The BBC Trust has delivered it verdict on BBC Three – recommending approval for an online-only BBC3 from January, ignoring the views of 300,000 people who signed the #SaveBBC3 petition.
Jono Read, from the #SaveBBC3 campaign, gives his initial reaction:
“When the BBC management announced plans to close BBC Three over eighteen months ago we knew it wouldn’t be an easy task to convince them to change their minds. Like an episode of W1A they had been won over by a series of buzzwords in the offices of New Broadcasting House, with no understanding of the little appetite there would be for their plans.
I truly believed the chair of the BBC Trust when she said the viewers would be put at the heart of decision making at the BBC Trust – it’s why we kept fighting. The BBC Trust had already concluded last year the corporation was not doing enough for young people, and their last analysis of these proposals found with television still a powerful medium that audiences would end up with ITV2, E4, and Sky. Even bosses admit viewership will drop.

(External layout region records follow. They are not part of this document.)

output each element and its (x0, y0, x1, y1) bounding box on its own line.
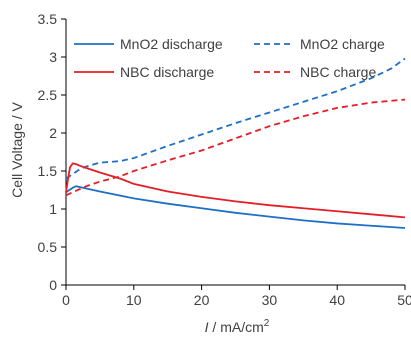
legend: MnO2 discharge MnO2 charge NBC discharge NB… (74, 36, 385, 80)
y-tick-label: 2.5 (38, 87, 58, 103)
x-axis-label-sup: 2 (264, 318, 270, 329)
x-tick-label: 20 (194, 292, 210, 308)
x-axis-label-text: / mA/cm (209, 319, 264, 335)
series-line-nbc-discharge (65, 162, 406, 219)
x-tick-label: 30 (262, 292, 278, 308)
y-tick-label: 0.5 (38, 239, 58, 255)
legend-label: NBC discharge (120, 64, 214, 80)
x-tick-label: 0 (62, 292, 70, 308)
y-tick-label: 1 (49, 201, 57, 217)
series-line-nbc-charge (65, 98, 406, 197)
legend-label: NBC charge (300, 64, 376, 80)
y-tick-label: 3 (49, 49, 57, 65)
x-axis-label: I / mA/cm2 (205, 318, 270, 335)
legend-label: MnO2 discharge (120, 36, 223, 52)
x-axis-label-italic: I (205, 319, 209, 335)
series-line-mno2-discharge (65, 185, 406, 229)
x-tick-label: 40 (329, 292, 345, 308)
x-tick-label: 50 (397, 292, 411, 308)
y-tick-label: 2 (49, 125, 57, 141)
y-tick-label: 0 (49, 277, 57, 293)
legend-label: MnO2 charge (300, 36, 385, 52)
y-tick-label: 1.5 (38, 163, 58, 179)
series-lines (65, 57, 406, 229)
series-line-mno2-charge (65, 57, 406, 180)
y-axis-label: Cell Voltage / V (9, 101, 25, 197)
x-tick-label: 10 (126, 292, 142, 308)
axes (65, 19, 405, 286)
tick-labels: 0 0.5 1 1.5 2 2.5 3 3.5 0 10 20 30 40 50 (38, 11, 411, 308)
y-tick-label: 3.5 (38, 11, 58, 27)
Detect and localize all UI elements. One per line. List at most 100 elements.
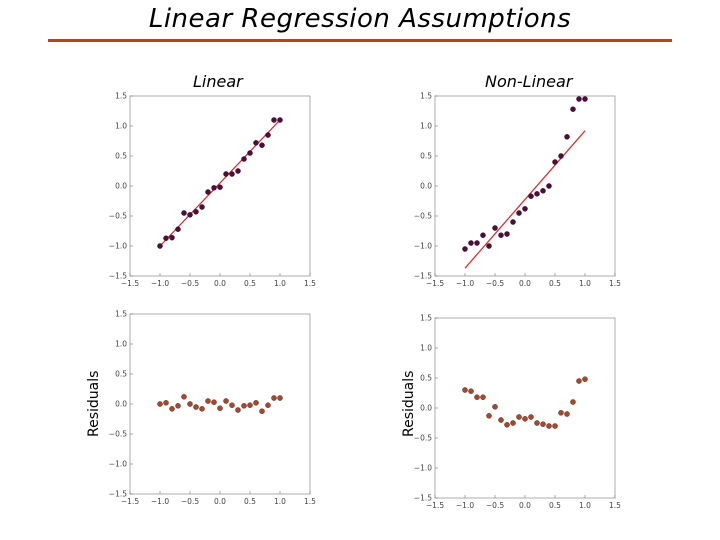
x-tick-label: 0.5 xyxy=(244,497,256,506)
data-point xyxy=(552,423,558,429)
data-point xyxy=(229,171,235,177)
y-tick-label: 1.5 xyxy=(115,92,127,101)
y-tick-label: −1.5 xyxy=(109,272,127,281)
x-tick-label: 1.0 xyxy=(579,279,591,288)
y-tick-label: −1.5 xyxy=(414,494,432,503)
data-point xyxy=(223,171,229,177)
linear-fit-plot: 1.5 1.0 0.5 0.0 −0.5 −1.0 −1.5−1.5 −1.0 −0.5 0.0 0… xyxy=(109,92,316,289)
x-tick-label: 1.0 xyxy=(274,279,286,288)
y-tick-label: −0.5 xyxy=(109,212,127,221)
data-point xyxy=(510,219,516,225)
x-tick-label: 0.0 xyxy=(214,497,226,506)
x-tick-label: 1.0 xyxy=(579,501,591,510)
y-tick-label: 0.5 xyxy=(115,370,127,379)
data-point xyxy=(474,240,480,246)
data-point xyxy=(247,402,253,408)
data-point xyxy=(492,404,498,410)
y-tick-label: −1.5 xyxy=(414,272,432,281)
data-point xyxy=(193,404,199,410)
x-tick-label: −1.0 xyxy=(151,497,169,506)
y-tick-label: 0.5 xyxy=(115,152,127,161)
data-point xyxy=(163,235,169,241)
data-point xyxy=(205,398,211,404)
data-point xyxy=(510,420,516,426)
data-point xyxy=(193,209,199,215)
x-tick-label: 1.5 xyxy=(304,279,316,288)
data-point xyxy=(480,394,486,400)
data-point xyxy=(181,210,187,216)
x-tick-label: −1.0 xyxy=(456,501,474,510)
data-point xyxy=(235,168,241,174)
data-point xyxy=(516,414,522,420)
y-tick-label: −1.0 xyxy=(109,460,127,469)
data-point xyxy=(534,420,540,426)
page-title: Linear Regression Assumptions xyxy=(148,4,572,34)
y-tick-label: −1.0 xyxy=(414,464,432,473)
data-point xyxy=(253,400,259,406)
data-point xyxy=(582,376,588,382)
data-point xyxy=(498,232,504,238)
data-point xyxy=(211,399,217,405)
x-tick-label: −0.5 xyxy=(181,497,199,506)
x-tick-label: 0.5 xyxy=(244,279,256,288)
y-tick-label: −0.5 xyxy=(414,434,432,443)
data-point xyxy=(540,188,546,194)
title-underline xyxy=(48,39,672,42)
x-tick-label: 1.5 xyxy=(609,501,621,510)
x-tick-label: 0.5 xyxy=(549,279,561,288)
data-point xyxy=(217,405,223,411)
linear-residuals-plot: 1.5 1.0 0.5 0.0 −0.5 −1.0 −1.5−1.5 −1.0 −0.5 0.0 0… xyxy=(109,310,316,507)
data-point xyxy=(241,403,247,409)
data-point xyxy=(504,422,510,428)
nonlinear-residuals-plot: 1.5 1.0 0.5 0.0 −0.5 −1.0 −1.5−1.5 −1.0 −0.5 0.0 0… xyxy=(414,314,621,511)
data-point xyxy=(181,394,187,400)
y-tick-label: 1.0 xyxy=(420,122,432,131)
data-point xyxy=(211,185,217,191)
data-point xyxy=(223,398,229,404)
data-point xyxy=(265,132,271,138)
data-point xyxy=(259,408,265,414)
axes-frame xyxy=(434,317,616,499)
data-point xyxy=(486,243,492,249)
y-tick-label: −1.5 xyxy=(109,490,127,499)
x-tick-label: 1.5 xyxy=(304,497,316,506)
data-point xyxy=(528,193,534,199)
data-point xyxy=(516,210,522,216)
data-point xyxy=(582,96,588,102)
y-tick-label: 1.0 xyxy=(115,340,127,349)
data-point xyxy=(498,417,504,423)
linear-panel-title: Linear xyxy=(193,72,243,91)
data-point xyxy=(564,411,570,417)
y-tick-label: 1.0 xyxy=(115,122,127,131)
x-tick-label: 0.0 xyxy=(519,279,531,288)
regression-line xyxy=(159,119,281,247)
y-tick-label: 0.0 xyxy=(420,404,432,413)
data-point xyxy=(558,153,564,159)
y-tick-label: 0.5 xyxy=(420,374,432,383)
data-point xyxy=(540,421,546,427)
data-point xyxy=(229,402,235,408)
data-point xyxy=(175,226,181,232)
data-point xyxy=(217,184,223,190)
data-point xyxy=(199,406,205,412)
x-tick-label: 0.0 xyxy=(214,279,226,288)
data-point xyxy=(259,142,265,148)
data-point xyxy=(522,416,528,422)
data-point xyxy=(199,204,205,210)
data-point xyxy=(205,189,211,195)
data-point xyxy=(534,191,540,197)
data-point xyxy=(570,106,576,112)
data-point xyxy=(241,156,247,162)
data-point xyxy=(504,231,510,237)
x-tick-label: −0.5 xyxy=(181,279,199,288)
data-point xyxy=(522,206,528,212)
data-point xyxy=(265,402,271,408)
x-tick-label: −1.5 xyxy=(426,501,444,510)
data-point xyxy=(247,150,253,156)
data-point xyxy=(187,212,193,218)
y-tick-label: 0.0 xyxy=(115,400,127,409)
x-tick-label: −1.5 xyxy=(121,279,139,288)
data-point xyxy=(546,183,552,189)
data-point xyxy=(558,410,564,416)
data-point xyxy=(468,388,474,394)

It is disappointing today that the BBC has not truly listened. The BBC management did not engage significantly with the future licence fee payers over this matter, probably because they knew what their response would be.
How can they try to launch a new service to rival the likes of BuzzFeed and VICE with a reduced budget rather than investment? And what incentive is there for new talent work with an online-only BBC3?
Today’s choices did not have to be a clear cut as yes or no. There were other options on the table. I am a big fan of keeping the BBC public, but when it comes to axing a channel off television there should have been more thought given to the offer to buy. With the BBC losing the rights to the Olympics this week it will also potentially leave a big pot of money unspent that could have been used to invest in young people.
Instead the Director General’s priority has been a BBC1+1 (now rejected) that would bring no further additional viewers than the innovative service he has chosen to axe from the TV screens. He proposed doing this because he said he didn’t want to “salami slice” the budget, but I can only conclude today that he will do just that. The online service – with fewer viewers – will not offer the value for money this exercise was meant to achieve.
The #SaveBBC3 campaign will keep fighting. We believe the BBC needs to inspire a generation rather than losing one. A 28-day consultation now follows, and we plan to make our voices heard as loudly as possible. The BBC Trust today hasn’t listened – we plan to make sure by the end of this consultation they do.”